Starring Carol Carr, Melissa Moore, Nikki Riggins
"Don't worry, I told Lou I'm not the devil worshiping type. I've never even been to a human sacrifice!"
From the bowels of consumer-grade camcorder-made straight-to-video micro budgeted horror hell comes a movie that with little sense of irony intended, may very well be one of the most inept attempts at cinematic thrills ever concocted.
Relying heavily on the "Satanic Panic" media scare and moral panic taking place throughout the 80's (or; prior to rap music coming along to take the blame for everything), Scream Dream truly has a way of convincing you that the devil is real and that, in addition to making the "2 girls, 1 cup"and "Double Rainbow!" videos, the rascally fellow also took a few seconds away from gutting infants to make this.

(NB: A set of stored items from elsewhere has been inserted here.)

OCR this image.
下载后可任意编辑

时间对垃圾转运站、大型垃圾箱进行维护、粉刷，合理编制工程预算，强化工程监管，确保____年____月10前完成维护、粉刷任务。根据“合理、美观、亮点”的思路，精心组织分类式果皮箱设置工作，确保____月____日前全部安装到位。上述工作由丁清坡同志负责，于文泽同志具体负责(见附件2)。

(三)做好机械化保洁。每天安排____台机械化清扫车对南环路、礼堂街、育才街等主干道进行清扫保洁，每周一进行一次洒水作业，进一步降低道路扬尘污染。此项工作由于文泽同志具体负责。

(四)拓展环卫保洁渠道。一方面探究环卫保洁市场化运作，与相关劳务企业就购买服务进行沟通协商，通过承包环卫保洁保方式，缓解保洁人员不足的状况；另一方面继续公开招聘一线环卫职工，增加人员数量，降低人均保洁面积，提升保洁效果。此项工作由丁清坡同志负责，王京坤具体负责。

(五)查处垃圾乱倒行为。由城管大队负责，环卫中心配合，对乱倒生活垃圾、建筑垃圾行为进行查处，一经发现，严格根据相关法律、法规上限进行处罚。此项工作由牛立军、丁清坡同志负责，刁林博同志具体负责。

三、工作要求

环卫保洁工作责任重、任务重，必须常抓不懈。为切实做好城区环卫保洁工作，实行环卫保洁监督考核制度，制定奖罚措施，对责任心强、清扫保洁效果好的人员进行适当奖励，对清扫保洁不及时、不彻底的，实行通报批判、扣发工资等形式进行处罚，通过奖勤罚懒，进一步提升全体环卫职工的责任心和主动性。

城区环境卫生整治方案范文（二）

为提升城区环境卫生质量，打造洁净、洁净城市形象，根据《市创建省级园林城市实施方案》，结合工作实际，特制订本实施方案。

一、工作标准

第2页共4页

Michelle Shock (Carol Carr) is the lead singer of a "heavy metal" band who is suspected by many to not only use the imagery of scary evil stuff to sell records but is, in fact, a life demon possessed...well, demon. This is made all the more evident when she bites the dick off of a fan who came by afterwards to tell her how "rad" she is.
The industry folks have to keep their image clean (and for some reason dick-eating demon sluts weren't big money makers back in the day), so they kick Michelle to the curb and quickly snatch up Jamie Summers (Melissa Moore) to take her place (cuz no one will notice that).
Shit starts getting real when a dude from the band finds out that Michelle is for realsies a demon (and she loves rock and roll). He chops her arm off, but when it starts crawling around, homeboy with the righteous perm has to stab it. And then he takes off.
Later the same day, Jamie stops by Michelle's place to steal some clothes and ends up getting possessed by the demon that was all up in Michelle. The demon wants revenge and needless to say, some folk get fucked up along the way.
To top off the greatness of penis eating and scalp clawing, there are also 3 excruciatingly overlong music sequences,
...and incredibly frightening demon make-up!
Overall, this movie is a mess. But, with that said, I actually recommend it. That is, if you enjoy the very fact that movies this awful exist and that companies such as SRS Cinema are ensuring that they never go away. The acting is terrible, the quality is terrible, its a 15 minute short film dragged out to over an hour, but just owning this makes me feel like a steward for generations of bad movie lovers to come. And that's pretty awesome.